Photographs of Dounans Outdoor Education Centre 1948

    By Howard Mitchell

    Dounans in Aberfoyle, is one of three Scottish Outdoor Education Centres offering experiential and educational courses for schools, youth and community groups, sports and oversees organisations.

    Originally called Camp Schools the Centres were opened in 1940. As well as their outdoor education function, they acted as a temporary home for many children in need.

    The British Government’s commissioning of the Camp Schools, was directly influenced by the theories and practices of educational philosophers of the early 20th Century.  In Scotland, Sir Patrick Geddes had emphasised the importance three Hs – in education – head, hand and heart – rather than the 3 Rs.

    Rudolf Steiner, founder of the worldwide Waldorph Education movement, promoted practical and outdoor learning.

    But possibly the most well known proponent of the use of outdoors in education was Kurt Hahn. He founded Gordonstoun School in Scotland in 1934, attended by Prince Philip. After moving to Wales, Hahn established the first Outward Bound School.

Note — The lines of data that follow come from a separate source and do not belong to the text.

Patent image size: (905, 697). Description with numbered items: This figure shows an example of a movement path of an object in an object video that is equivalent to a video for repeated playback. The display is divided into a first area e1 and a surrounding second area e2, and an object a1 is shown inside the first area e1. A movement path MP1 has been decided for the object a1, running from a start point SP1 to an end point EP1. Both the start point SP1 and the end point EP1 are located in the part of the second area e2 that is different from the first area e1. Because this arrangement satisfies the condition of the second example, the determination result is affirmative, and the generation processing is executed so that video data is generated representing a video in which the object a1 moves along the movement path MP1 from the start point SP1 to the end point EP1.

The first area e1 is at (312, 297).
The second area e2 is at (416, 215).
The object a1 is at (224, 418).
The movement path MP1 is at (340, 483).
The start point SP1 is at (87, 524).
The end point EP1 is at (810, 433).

In 1956, influenced by Hahn and his schooling, Prince Philip founded the Duke of Edinburgh awards programme.

    Another aspect of Hahn’s thought was internationalism.

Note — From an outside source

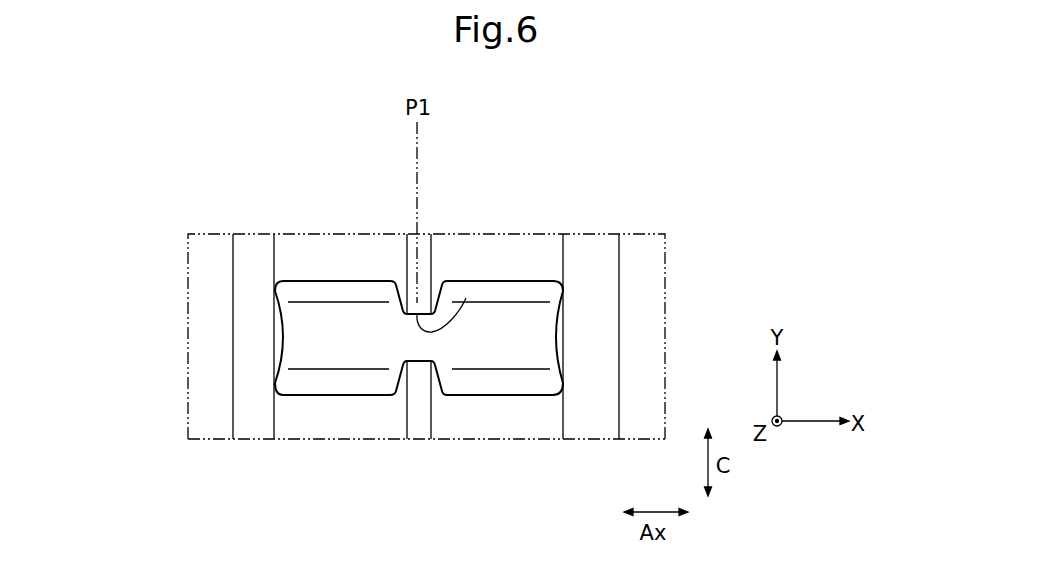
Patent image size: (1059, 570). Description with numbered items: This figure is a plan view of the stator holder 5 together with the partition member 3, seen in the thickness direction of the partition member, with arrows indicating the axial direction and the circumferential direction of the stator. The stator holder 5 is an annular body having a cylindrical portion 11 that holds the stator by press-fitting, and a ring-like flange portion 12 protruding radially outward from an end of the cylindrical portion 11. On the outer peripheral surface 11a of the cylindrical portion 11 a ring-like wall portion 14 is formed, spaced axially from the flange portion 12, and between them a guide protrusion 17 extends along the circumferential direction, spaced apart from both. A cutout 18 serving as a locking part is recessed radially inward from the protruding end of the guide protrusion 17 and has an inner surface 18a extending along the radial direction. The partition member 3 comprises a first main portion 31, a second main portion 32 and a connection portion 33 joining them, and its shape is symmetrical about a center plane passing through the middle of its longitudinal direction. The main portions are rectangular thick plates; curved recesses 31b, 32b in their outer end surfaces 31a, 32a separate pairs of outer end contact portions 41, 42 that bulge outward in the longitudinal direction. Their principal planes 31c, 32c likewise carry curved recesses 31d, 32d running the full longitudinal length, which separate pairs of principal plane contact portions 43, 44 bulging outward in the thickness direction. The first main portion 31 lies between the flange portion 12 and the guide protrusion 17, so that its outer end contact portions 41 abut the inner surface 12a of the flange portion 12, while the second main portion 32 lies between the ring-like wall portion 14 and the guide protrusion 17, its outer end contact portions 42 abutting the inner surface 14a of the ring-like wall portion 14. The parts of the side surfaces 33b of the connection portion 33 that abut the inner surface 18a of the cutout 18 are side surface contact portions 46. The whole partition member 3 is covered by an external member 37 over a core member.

    “Nothing but goodwill between nations and classes can save this generation from wars and revolutions,” he wrote.

    Undoubtedly a further aspect that contributed to the planning, building and speedy construction of the Camps was the awareness of an impending war and the need for places of safety for the children of Britain.

    Five Camps were opened in Scotland in 1940: Broomlee in West Linton, Middleton House in Gorebridge, Belmont Castle in Meigle, Glengonnar House in Abington, and on July 10th 1940, Dounans, Aberfoyle.

    25 similar Camps were built in England and Wales, all of similar layout and constructed of Canadian red cederwood.

    Before the Camps could be used for their intended purpose, they acted as evacuation centres for children from Scotland’s cities. Post war, the five Scottish Camps hosted children from Europe, part of a refugee programme to help recovery from the war and food famines. Come 1948, the Camps reverted to their intended roles as places to enjoy and learn from outdoor experiences.

    As part of a film project, documenting the history of the Scottish Outdoor Educations Centres 1940 – 1960, I attempted to bring some of the people back to the Camps they had lived in as children during that period and record their experiences and memories of their stays. I managed this with a man from the Netherlands, a refugee at Broomlee as a 12 year old, who returned there for the first time to be interviewed. And a wartime evacuee from Dundee to Belmont Castle as a 9 year old girl who returned to share her experiences. Several people who had school residentials in the 1950s also contributed.

    In the timescale, I failed to bring any former residents of Dounans back to the Centre to recall their experiences. The best evidence of the period fell into my lap with a donation of photographs from the son of a teacher at Larbert High School, Bill Henderson. A keen photographer, Bill had accompanied pupils on a residential stay in 1948 and documented the week’s activities. The sequence of photographs is part of the completed film.